From: Alexander Bluhm <bluhm@openbsd.org>
Subject: Re: vmx TSO pullup headers into first mbuf
To: David Gwynne <david@gwynne.id.au>
Cc: tech@openbsd.org
Date: Thu, 13 Jun 2024 11:44:22 +0200

On Thu, Jun 13, 2024 at 04:42:05PM +1000, David Gwynne wrote:
> ipv4 forwarding used to do this, but it was changed to copy data into a 
> fake mbuf on the stack. this avoided an mbuf allocation "just in case" 
> for every forwarded packet, which was a noticeable speed improvement. 
> sounds like the idea could be useful here too.
> 
> the changes were in src/sys/netinet/ip_input.c r1.167 to 1.169.

The problem is, that IPv6 RFC requires to send 1280 bytes ICMP6
reply.  That is too large for our stack.  And protocol needs large
ICMP6 reply due to unrestricted header chains.

Complexity kills performance in this case.  A 1200 bytes per CPU
cache for the ICMP6 copy comes to mind.  Is copying 1200 bytes
faster than two mbuf allocations with shared cluster?

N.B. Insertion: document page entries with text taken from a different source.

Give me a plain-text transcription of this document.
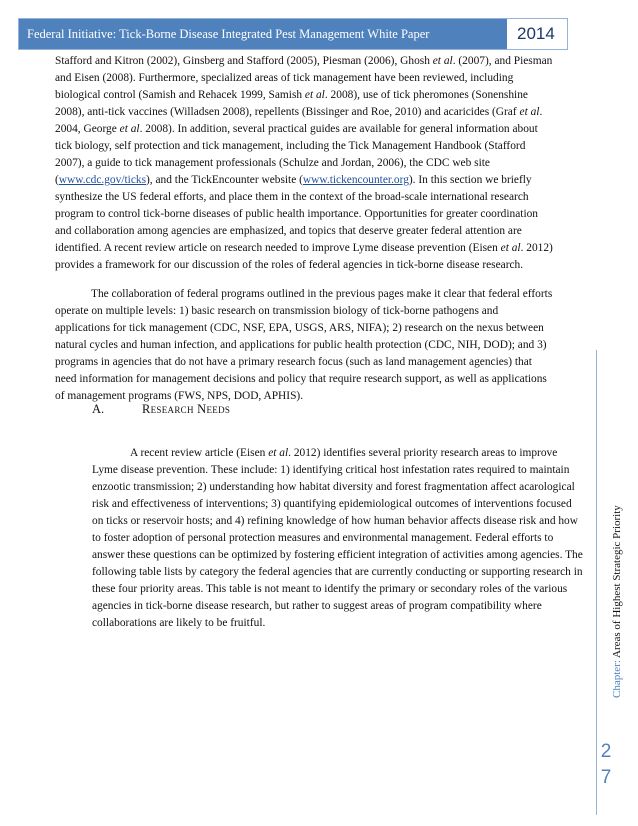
Federal Initiative: Tick-Borne Disease Integrated Pest Management White Paper	2014

Stafford and Kitron (2002), Ginsberg and Stafford (2005), Piesman (2006), Ghosh et al. (2007), and Piesman and Eisen (2008). Furthermore, specialized areas of tick management have been reviewed, including biological control (Samish and Rehacek 1999, Samish et al. 2008), use of tick pheromones (Sonenshine 2008), anti-tick vaccines (Willadsen 2008), repellents (Bissinger and Roe, 2010) and acaricides (Graf et al. 2004, George et al. 2008). In addition, several practical guides are available for general information about tick biology, self protection and tick management, including the Tick Management Handbook (Stafford 2007), a guide to tick management professionals (Schulze and Jordan, 2006), the CDC web site (www.cdc.gov/ticks), and the TickEncounter website (www.tickencounter.org). In this section we briefly synthesize the US federal efforts, and place them in the context of the broad-scale international research program to control tick-borne diseases of public health importance. Opportunities for greater coordination and collaboration among agencies are emphasized, and topics that deserve greater federal attention are identified. A recent review article on research needed to improve Lyme disease prevention (Eisen et al. 2012) provides a framework for our discussion of the roles of federal agencies in tick-borne disease research.

The collaboration of federal programs outlined in the previous pages make it clear that federal efforts operate on multiple levels: 1) basic research on transmission biology of tick-borne pathogens and applications for tick management (CDC, NSF, EPA, USGS, ARS, NIFA); 2) research on the nexus between natural cycles and human infection, and applications for public health protection (CDC, NIH, DOD); and 3) programs in agencies that do not have a primary research focus (such as land management agencies) that need information for management decisions and policy that require research support, as well as applications of management programs (FWS, NPS, DOD, APHIS).

A.	Research Needs

A recent review article (Eisen et al. 2012) identifies several priority research areas to improve Lyme disease prevention. These include: 1) identifying critical host infestation rates required to maintain enzootic transmission; 2) understanding how habitat diversity and forest fragmentation affect acarological risk and effectiveness of interventions; 3) quantifying epidemiological outcomes of interventions focused on ticks or reservoir hosts; and 4) refining knowledge of how human behavior affects disease risk and how to foster adoption of personal protection measures and environmental management. Federal efforts to answer these questions can be optimized by fostering efficient integration of activities among agencies. The following table lists by category the federal agencies that are currently conducting or supporting research in these four priority areas. This table is not meant to identify the primary or secondary roles of the various agencies in tick-borne disease research, but rather to suggest areas of program compatibility where collaborations are likely to be fruitful.

Chapter: Areas of Highest Strategic Priority
2
7
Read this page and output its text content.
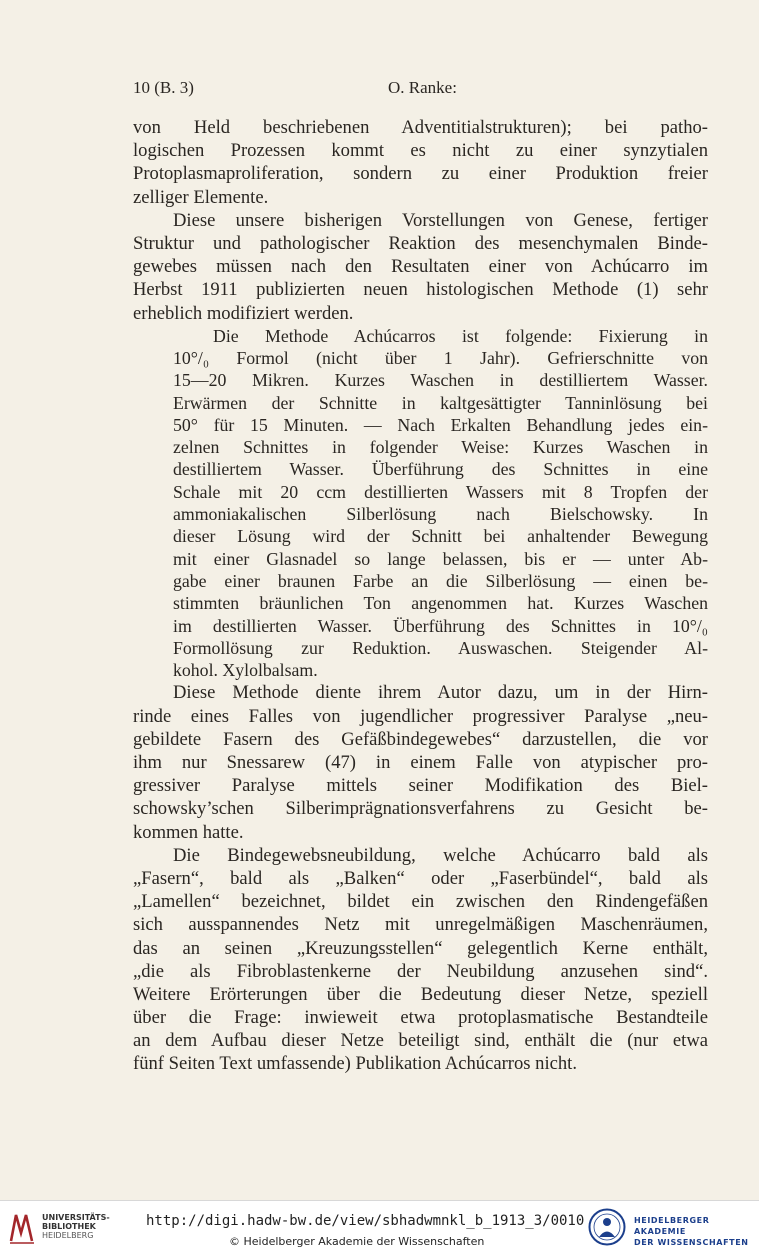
10 (B. 3)	O. Ranke:
von Held beschriebenen Adventitialstrukturen); bei patho-
logischen Prozessen kommt es nicht zu einer synzytialen
Protoplasmaproliferation, sondern zu einer Produktion freier
zelliger Elemente.
Diese unsere bisherigen Vorstellungen von Genese, fertiger
Struktur und pathologischer Reaktion des mesenchymalen Binde-
gewebes müssen nach den Resultaten einer von Achúcarro im
Herbst 1911 publizierten neuen histologischen Methode (1) sehr
erheblich modifiziert werden.
Die Methode Achúcarros ist folgende: Fixierung in
10°/₀ Formol (nicht über 1 Jahr). Gefrierschnitte von
15—20 Mikren. Kurzes Waschen in destilliertem Wasser.
Erwärmen der Schnitte in kaltgesättigter Tanninlösung bei
50° für 15 Minuten. — Nach Erkalten Behandlung jedes ein-
zelnen Schnittes in folgender Weise: Kurzes Waschen in
destilliertem Wasser. Überführung des Schnittes in eine
Schale mit 20 ccm destillierten Wassers mit 8 Tropfen der
ammoniakalischen Silberlösung nach Bielschowsky. In
dieser Lösung wird der Schnitt bei anhaltender Bewegung
mit einer Glasnadel so lange belassen, bis er — unter Ab-
gabe einer braunen Farbe an die Silberlösung — einen be-
stimmten bräunlichen Ton angenommen hat. Kurzes Waschen
im destillierten Wasser. Überführung des Schnittes in 10°/₀
Formollösung zur Reduktion. Auswaschen. Steigender Al-
kohol. Xylolbalsam.
Diese Methode diente ihrem Autor dazu, um in der Hirn-
rinde eines Falles von jugendlicher progressiver Paralyse „neu-
gebildete Fasern des Gefäßbindegewebes“ darzustellen, die vor
ihm nur Snessarew (47) in einem Falle von atypischer pro-
gressiver Paralyse mittels seiner Modifikation des Biel-
schowsky’schen Silberimprägnationsverfahrens zu Gesicht be-
kommen hatte.
Die Bindegewebsneubildung, welche Achúcarro bald als
„Fasern“, bald als „Balken“ oder „Faserbündel“, bald als
„Lamellen“ bezeichnet, bildet ein zwischen den Rindengefäßen
sich ausspannendes Netz mit unregelmäßigen Maschenräumen,
das an seinen „Kreuzungsstellen“ gelegentlich Kerne enthält,
„die als Fibroblastenkerne der Neubildung anzusehen sind“.
Weitere Erörterungen über die Bedeutung dieser Netze, speziell
über die Frage: inwieweit etwa protoplasmatische Bestandteile
an dem Aufbau dieser Netze beteiligt sind, enthält die (nur etwa
fünf Seiten Text umfassende) Publikation Achúcarros nicht.
UNIVERSITÄTS-
BIBLIOTHEK
HEIDELBERG
http://digi.hadw-bw.de/view/sbhadwmnkl_b_1913_3/0010
© Heidelberger Akademie der Wissenschaften
HEIDELBERGER AKADEMIE
DER WISSENSCHAFTEN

The shared cluster has another problem.  When pf does NAT or RDR
it also modifies the ICMP6 copy.  pf ignores M_READONLY.  Then the
ICMP6 packet does not contain the original packet and is dropped
by the remote site.

> vmx still needs this code if a weird packet ends up being sent for other 
> reasons though. if the problem is caused by v6 packets, shouldnt the 
> hdrlen consider sizeof(struct ip6_hdr) instead of sizeof(struct ip)?

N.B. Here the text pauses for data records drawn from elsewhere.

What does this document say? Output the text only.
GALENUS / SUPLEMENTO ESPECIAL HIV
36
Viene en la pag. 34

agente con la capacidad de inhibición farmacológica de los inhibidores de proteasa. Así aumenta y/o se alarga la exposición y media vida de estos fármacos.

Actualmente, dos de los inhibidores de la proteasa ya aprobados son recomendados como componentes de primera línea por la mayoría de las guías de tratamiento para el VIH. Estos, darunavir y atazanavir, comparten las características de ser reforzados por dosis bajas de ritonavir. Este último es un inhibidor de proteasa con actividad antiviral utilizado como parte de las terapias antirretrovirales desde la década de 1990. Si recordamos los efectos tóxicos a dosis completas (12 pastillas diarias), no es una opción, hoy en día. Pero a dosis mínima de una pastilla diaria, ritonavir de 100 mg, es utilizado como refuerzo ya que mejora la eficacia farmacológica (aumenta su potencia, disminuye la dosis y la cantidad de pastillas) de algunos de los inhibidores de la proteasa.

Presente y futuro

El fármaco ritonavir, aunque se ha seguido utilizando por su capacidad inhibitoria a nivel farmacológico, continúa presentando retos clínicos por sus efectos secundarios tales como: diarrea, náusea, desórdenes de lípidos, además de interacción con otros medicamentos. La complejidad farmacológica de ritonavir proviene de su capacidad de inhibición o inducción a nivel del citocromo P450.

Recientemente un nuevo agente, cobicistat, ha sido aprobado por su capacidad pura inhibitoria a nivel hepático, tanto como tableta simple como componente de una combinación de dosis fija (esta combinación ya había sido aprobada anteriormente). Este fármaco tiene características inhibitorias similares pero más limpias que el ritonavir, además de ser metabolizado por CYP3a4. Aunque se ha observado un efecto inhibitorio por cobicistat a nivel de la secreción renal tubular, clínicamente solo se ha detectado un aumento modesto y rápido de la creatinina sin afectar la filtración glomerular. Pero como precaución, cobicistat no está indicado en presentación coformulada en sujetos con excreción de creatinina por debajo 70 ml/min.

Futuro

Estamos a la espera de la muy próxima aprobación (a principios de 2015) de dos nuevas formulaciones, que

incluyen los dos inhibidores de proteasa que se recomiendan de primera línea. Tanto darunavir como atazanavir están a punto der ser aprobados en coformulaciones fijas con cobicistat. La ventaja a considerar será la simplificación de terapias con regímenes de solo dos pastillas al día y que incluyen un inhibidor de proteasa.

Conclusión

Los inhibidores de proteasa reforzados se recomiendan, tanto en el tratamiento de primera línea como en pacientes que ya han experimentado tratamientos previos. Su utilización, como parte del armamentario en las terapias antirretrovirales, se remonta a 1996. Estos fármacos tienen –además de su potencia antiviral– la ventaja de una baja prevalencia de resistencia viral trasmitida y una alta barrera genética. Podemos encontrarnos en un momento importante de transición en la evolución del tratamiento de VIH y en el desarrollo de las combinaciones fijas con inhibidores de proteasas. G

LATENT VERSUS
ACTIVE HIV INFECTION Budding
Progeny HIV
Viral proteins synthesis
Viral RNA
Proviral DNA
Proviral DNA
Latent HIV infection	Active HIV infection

The clean solution would be to call ether_extract_headers() early.
Note that vmx_load_mbuf() might modify the mbuf, so we would have
to call it twice.  Instead I implemented this heuristic.

In TCP output you get an mbuf with the header and next mbuf cluster
with a copy of the send buffer.  In first mbuf you have
Ether+IP+TCP-Header.  I implemented minimal IPv4 length check to
avoid needless memmove in this common case.

IPv6 packet first mbuf could be too short and slip through this
check.  I guess it does not happen in practice.  If you want correct
values you need IP version and TCP option length.  I want to avoid
additional packet parsing in all cases for a case that should not
happen.  The worst thing that could happen with my current
implementation is that vmx(4) virtual hardware rejects to send and
dropped tx counter increases.

bluhm

> On 13/06/2024 08:11, Alexander Bluhm wrote:
> > Hi,
> >
> > In vmx(4) TSO must pullup headers into first mbuf.
> >
> > Forwarding IPv6 packets from vmx with LRO to vmx with TSO does not
> > work.  vmx(4) has the requirement that all headers are in the first
> > mbuf.  ip6_forward() is quite dumb.  It calls m_copym() to create
> > a mbuf that might be used for sending ICMP6 later.  After passing
> > the forwarded packet down to ether_encap(), m_prepend() is used to
> > restore the ethernet header.  As the mbuf cluster has been copied,
> > it is read only now.  That means m_prepend() does not provide the
> > empty space at the beginning of the cluster, but allocates a new
> > mbuf that contains only the ethernet header.  vmx(4) cannot transmit
> > such a TSO packet and drops it.
> >
> > Solution is to call m_pullup() in vmxnet3_start().  If we ended up
> > in such a miserable condition, use the first mbuf in the chain and
> > move all headers into it.
> >
> > ok?
> >
> > bluhm
> >
> > Index: dev/pci/if_vmx.c
> > ===================================================================
> > RCS file: /data/mirror/openbsd/cvs/src/sys/dev/pci/if_vmx.c,v
> > diff -u -p -r1.87 if_vmx.c
> > --- dev/pci/if_vmx.c	7 Jun 2024 08:44:25 -0000	1.87
> > +++ dev/pci/if_vmx.c	12 Jun 2024 14:34:11 -0000
> > @@ -1619,6 +1619,8 @@ vmxnet3_start(struct ifqueue *ifq)
> >   	rgen = ring->gen;
> >   
> >   	for (;;) {
> > +		int hdrlen;
> > +
> >   		if (free <= NTXSEGS) {
> >   			ifq_set_oactive(ifq);
> >   			break;
> > @@ -1627,6 +1629,29 @@ vmxnet3_start(struct ifqueue *ifq)
> >   		m = ifq_dequeue(ifq);
> >   		if (m == NULL)
> >   			break;
> > +
> > +		/*
> > +		 * Headers for Ether, IP, TCP including options must lay in
> > +		 * first mbuf to support TSO.  Usually our stack gets that
> > +		 * right. To avoid packet parsing here, make a rough estimate
> > +		 * for simple IPv4.  Cases seen in the wild contain only ether
> > +		 * header in separate mbuf.  To support IPv6 with TCP options,
> > +		 * move as much as possible into first mbuf.  Realloc mbuf
> > +		 * before bus dma load.
> > +		 */
> > +		hdrlen = sizeof(struct ether_header) + sizeof(struct ip) +
> > +		    sizeof(struct tcphdr);
> > +		if (ISSET(m->m_pkthdr.csum_flags, M_TCP_TSO) &&
> > +		    m->m_len < hdrlen && hdrlen <= m->m_pkthdr.len) {
> > +			hdrlen = MHLEN;
> > +			hdrlen -= mtod(m, unsigned long) & (sizeof(long) - 1);
> > +			if (hdrlen > m->m_pkthdr.len)
> > +				hdrlen = m->m_pkthdr.len;
> > +			if ((m = m_pullup(m, hdrlen)) == NULL) {
> > +				ifq->ifq_errors++;
> > +				continue;
> > +			}
> > +		}
> >   
> >   		map = ring->dmap[prod];
> >   
> >